The present study had several limitations. First, almost all participants in this study were allergic to allergens other than JCP, which may have influenced the off-season measurement trends owing to possible complementary contributions of allergic inflammation progressing to asthma and SAR. Second, the asthma control of the participants in this study was not very poor before SLIT. It may have been difficult to see a significant difference in the short-term evaluation of one year. Third, this study started during the off-season, ended the next off-season, and did not carry out investigations, including blood sampling and respiratory function tests, during the in-season before SLIT and a year after SLIT. AIT is more effective after a few years and requires a longer study period. Fourth, this study included a few patients who were recruited from a single medical institution. However, this allowed the studying of a relatively homogeneous patient population receiving essentially identical levels of treatment from specialists and an investigation based on detailed information unavailable in most epidemiological surveys.
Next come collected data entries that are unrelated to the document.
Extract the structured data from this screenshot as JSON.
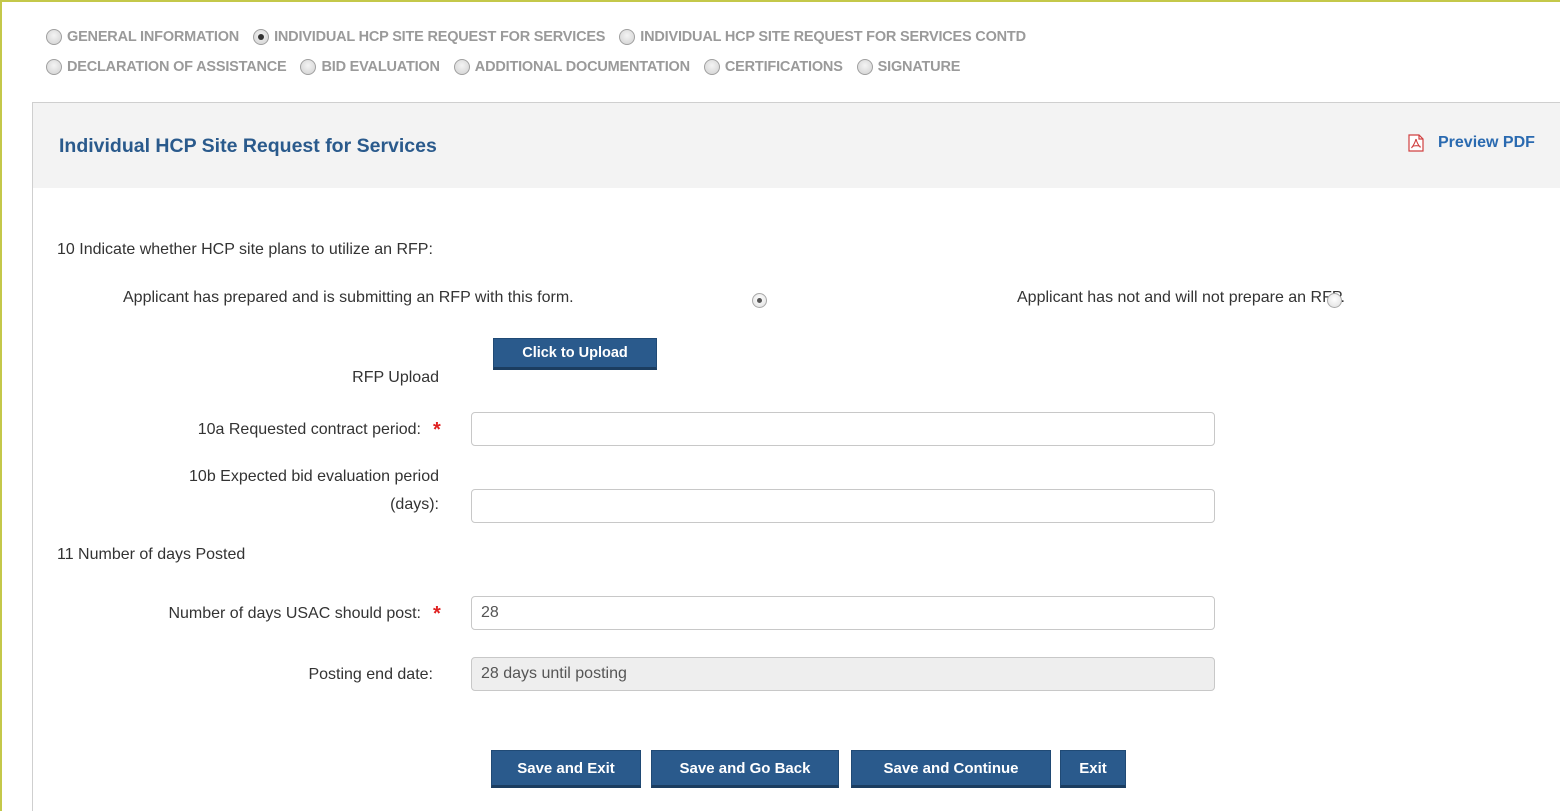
{
  "steps": {
    "row1": [
      {
        "label": "GENERAL INFORMATION",
        "active": false
      },
      {
        "label": "INDIVIDUAL HCP SITE REQUEST FOR SERVICES",
        "active": true
      },
      {
        "label": "INDIVIDUAL HCP SITE REQUEST FOR SERVICES CONTD",
        "active": false
      }
    ],
    "row2": [
      {
        "label": "DECLARATION OF ASSISTANCE",
        "active": false
      },
      {
        "label": "BID EVALUATION",
        "active": false
      },
      {
        "label": "ADDITIONAL DOCUMENTATION",
        "active": false
      },
      {
        "label": "CERTIFICATIONS",
        "active": false
      },
      {
        "label": "SIGNATURE",
        "active": false
      }
    ]
  },
  "panel": {
    "title": "Individual HCP Site Request for Services",
    "preview_label": "Preview PDF"
  },
  "form": {
    "q10_label": "10 Indicate whether HCP site plans to utilize an RFP:",
    "option_rfp_submitting": "Applicant has prepared and is submitting an RFP with this form.",
    "option_rfp_submitting_selected": true,
    "option_no_rfp": "Applicant has not and will not prepare an RFP.",
    "option_no_rfp_selected": false,
    "upload_button": "Click to Upload",
    "rfp_upload_label": "RFP Upload",
    "q10a_label": "10a Requested contract period:",
    "q10a_value": "",
    "q10b_label_line1": "10b Expected bid evaluation period",
    "q10b_label_line2": "(days):",
    "q10b_value": "",
    "q11_label": "11 Number of days Posted",
    "days_post_label": "Number of days USAC should post:",
    "days_post_value": "28",
    "posting_end_label": "Posting end date:",
    "posting_end_value": "28 days until posting",
    "required_mark": "*"
  },
  "buttons": {
    "save_exit": "Save and Exit",
    "save_back": "Save and Go Back",
    "save_continue": "Save and Continue",
    "exit": "Exit"
  },
  "colors": {
    "accent": "#2a5a8c",
    "link": "#2a6ab0",
    "required": "#e02020",
    "frame": "#c4c84a"
  }
}
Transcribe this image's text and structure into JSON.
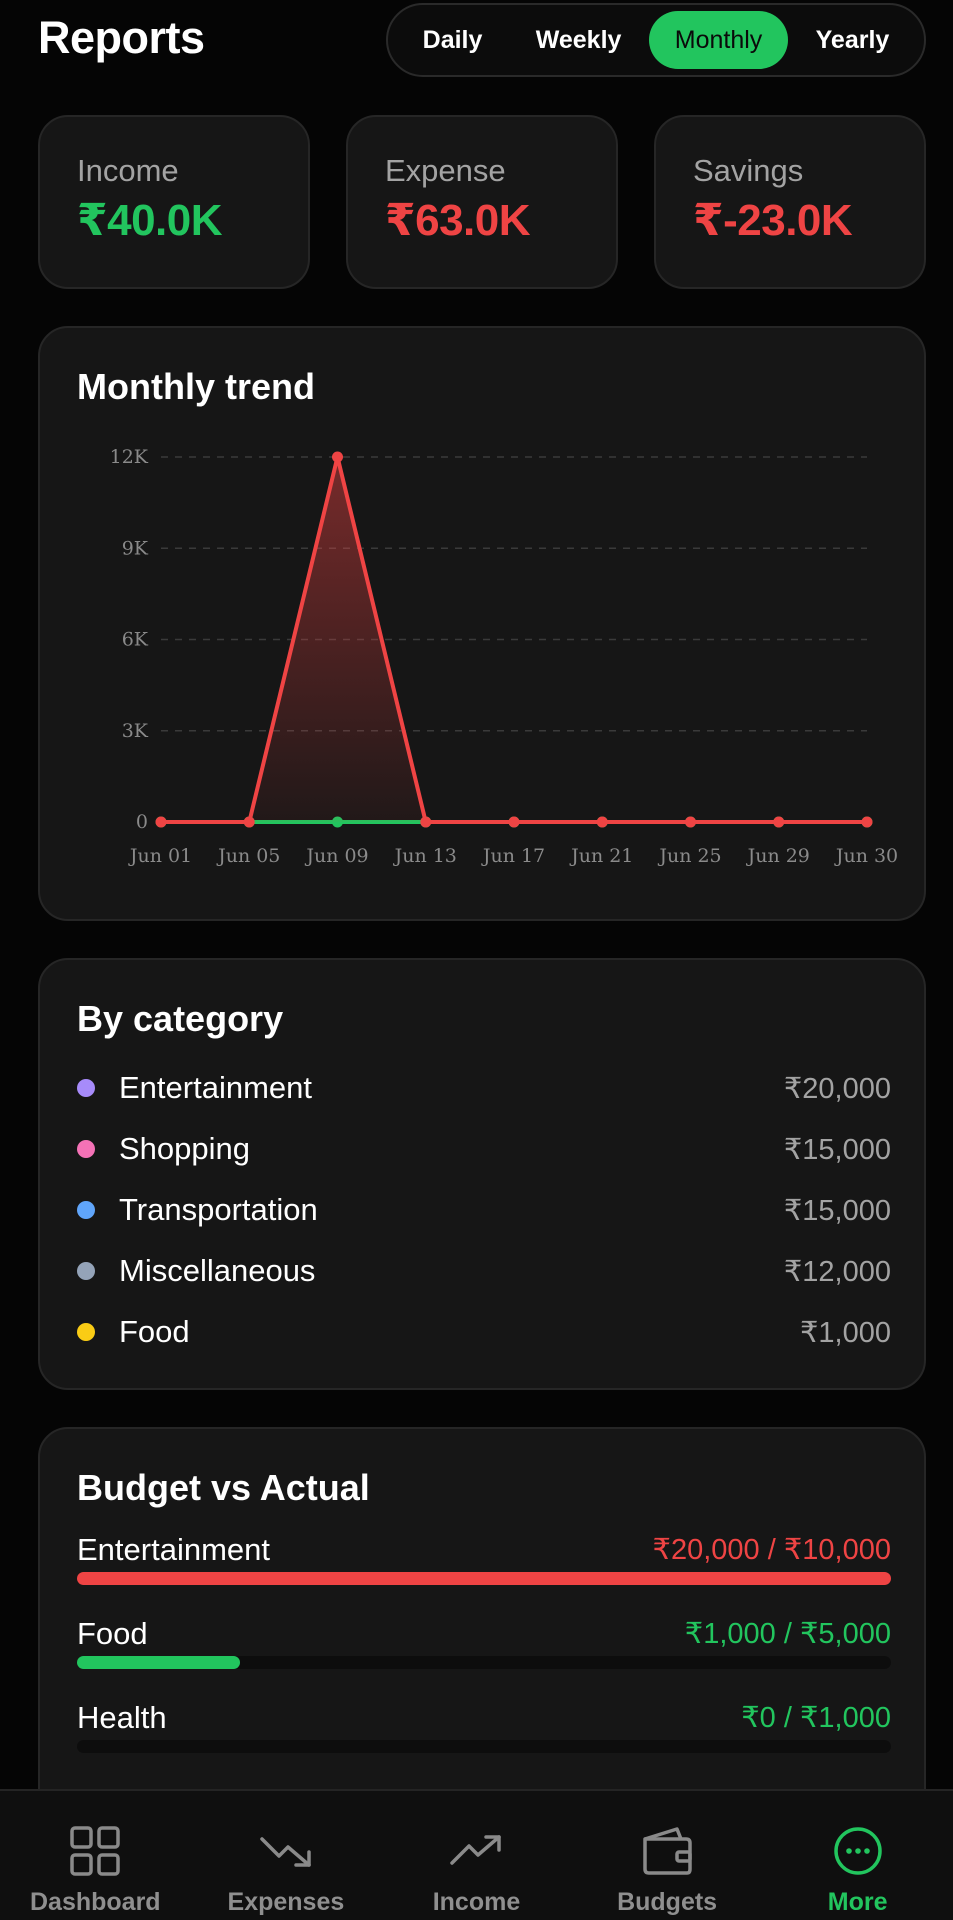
{
  "header": {
    "title": "Reports",
    "periods": [
      "Daily",
      "Weekly",
      "Monthly",
      "Yearly"
    ],
    "active_period": "Monthly"
  },
  "summary": {
    "income": {
      "label": "Income",
      "value": "₹40.0K"
    },
    "expense": {
      "label": "Expense",
      "value": "₹63.0K"
    },
    "savings": {
      "label": "Savings",
      "value": "₹-23.0K"
    }
  },
  "trend": {
    "title": "Monthly trend"
  },
  "chart_data": {
    "type": "line",
    "title": "Monthly trend",
    "x": [
      "Jun 01",
      "Jun 05",
      "Jun 09",
      "Jun 13",
      "Jun 17",
      "Jun 21",
      "Jun 25",
      "Jun 29",
      "Jun 30"
    ],
    "y_ticks": [
      "0",
      "3K",
      "6K",
      "9K",
      "12K"
    ],
    "ylim": [
      0,
      12000
    ],
    "grid": true,
    "series": [
      {
        "color": "#22c55e",
        "values": [
          0,
          0,
          0,
          0,
          0,
          0,
          0,
          0,
          0
        ]
      },
      {
        "color": "#ef4444",
        "values": [
          0,
          0,
          12000,
          0,
          0,
          0,
          0,
          0,
          0
        ],
        "fill": true
      }
    ]
  },
  "categories": {
    "title": "By category",
    "items": [
      {
        "name": "Entertainment",
        "amount": "₹20,000",
        "color": "#a78bfa"
      },
      {
        "name": "Shopping",
        "amount": "₹15,000",
        "color": "#f472b6"
      },
      {
        "name": "Transportation",
        "amount": "₹15,000",
        "color": "#60a5fa"
      },
      {
        "name": "Miscellaneous",
        "amount": "₹12,000",
        "color": "#94a3b8"
      },
      {
        "name": "Food",
        "amount": "₹1,000",
        "color": "#facc15"
      }
    ]
  },
  "budget": {
    "title": "Budget vs Actual",
    "items": [
      {
        "name": "Entertainment",
        "amount": "₹20,000 / ₹10,000",
        "progress": 1.0,
        "color": "#ef4444"
      },
      {
        "name": "Food",
        "amount": "₹1,000 / ₹5,000",
        "progress": 0.2,
        "color": "#22c55e"
      },
      {
        "name": "Health",
        "amount": "₹0 / ₹1,000",
        "progress": 0.0,
        "color": "#22c55e"
      }
    ]
  },
  "nav": {
    "items": [
      {
        "label": "Dashboard",
        "icon": "grid-icon"
      },
      {
        "label": "Expenses",
        "icon": "trending-down-icon"
      },
      {
        "label": "Income",
        "icon": "trending-up-icon"
      },
      {
        "label": "Budgets",
        "icon": "wallet-icon"
      },
      {
        "label": "More",
        "icon": "more-circle-icon"
      }
    ],
    "active": "More"
  }
}
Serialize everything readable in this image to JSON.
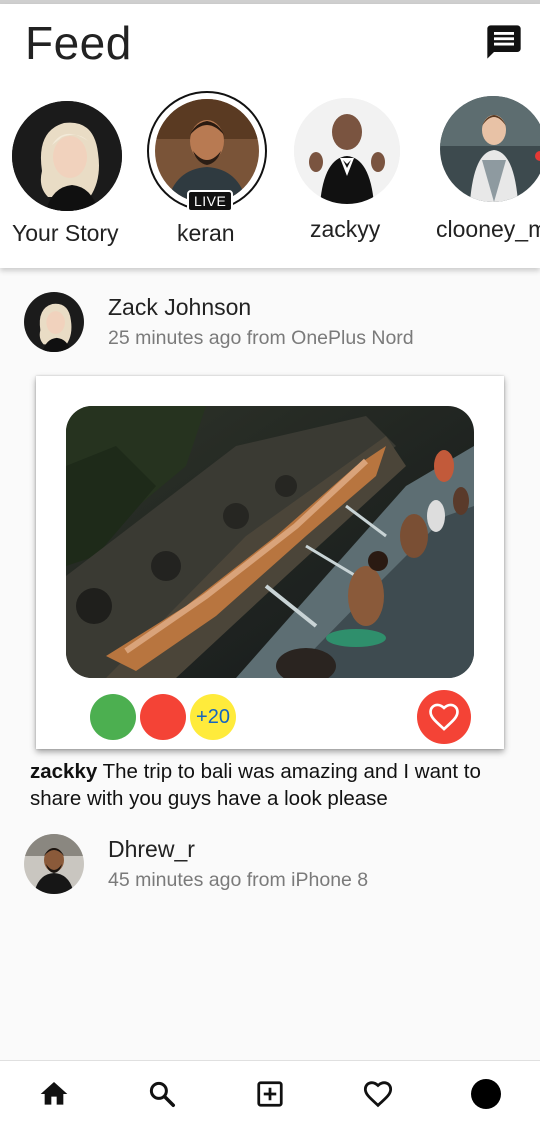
{
  "header": {
    "title": "Feed",
    "message_icon": "message-icon"
  },
  "stories": [
    {
      "label": "Your Story",
      "avatar": "avatar-blonde-woman",
      "live": false
    },
    {
      "label": "keran",
      "avatar": "avatar-man-beard",
      "live": true,
      "live_label": "LIVE"
    },
    {
      "label": "zackyy",
      "avatar": "avatar-bald-man-thumbs-up",
      "live": false
    },
    {
      "label": "clooney_m",
      "avatar": "avatar-chef-woman",
      "live": false
    }
  ],
  "posts": [
    {
      "user": "Zack Johnson",
      "meta": "25 minutes ago from OnePlus Nord",
      "image": "bali-water-temple-photo",
      "likes_extra": "+20",
      "liker_colors": [
        "#4caf50",
        "#f44336"
      ],
      "caption_user": "zackky",
      "caption_text": " The trip to bali was amazing and I want to share with you guys have a look please"
    },
    {
      "user": "Dhrew_r",
      "meta": "45 minutes ago from iPhone 8"
    }
  ],
  "nav": [
    {
      "icon": "home-icon"
    },
    {
      "icon": "search-icon"
    },
    {
      "icon": "add-post-icon"
    },
    {
      "icon": "heart-icon"
    },
    {
      "icon": "profile-icon"
    }
  ],
  "colors": {
    "accent_red": "#f44336",
    "green": "#4caf50",
    "yellow": "#ffeb3b",
    "count_blue": "#1565c0"
  }
}
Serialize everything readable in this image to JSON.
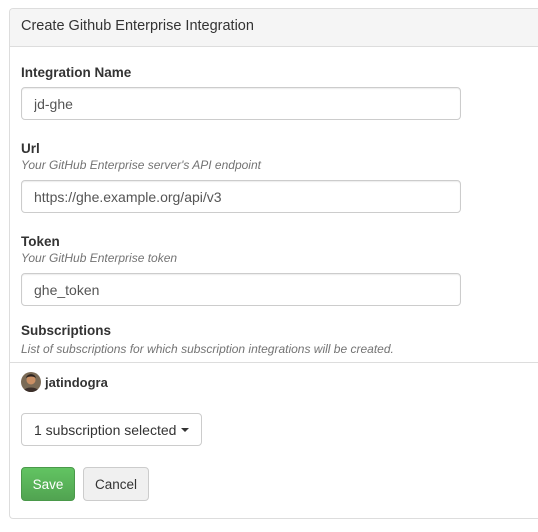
{
  "panel": {
    "title": "Create Github Enterprise Integration"
  },
  "form": {
    "name": {
      "label": "Integration Name",
      "value": "jd-ghe"
    },
    "url": {
      "label": "Url",
      "help": "Your GitHub Enterprise server's API endpoint",
      "value": "https://ghe.example.org/api/v3"
    },
    "token": {
      "label": "Token",
      "help": "Your GitHub Enterprise token",
      "value": "ghe_token"
    },
    "subscriptions": {
      "label": "Subscriptions",
      "help": "List of subscriptions for which subscription integrations will be created.",
      "items": [
        {
          "name": "jatindogra",
          "icon": "user-avatar"
        }
      ],
      "dropdown_label": "1 subscription selected"
    }
  },
  "actions": {
    "save_label": "Save",
    "cancel_label": "Cancel",
    "save_color": "#5cb85c"
  }
}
Therefore, further studies with larger cohorts are required to verify these results.

5. Conclusions

SLIT for asthma patients with SAR-JCP resulted in the improvement of asthma and SAR-JCP symptoms in-season. The findings suggest that SLIT for asthma patients with SAR-JCP contributed to the further stabilization of asthma symptoms, and changes in peripheral blood CD27-negative CD4+ T cells, γδ T cells, ILC1s, and ILC3s during the off-season were associated with improved asthma symptoms after SLIT.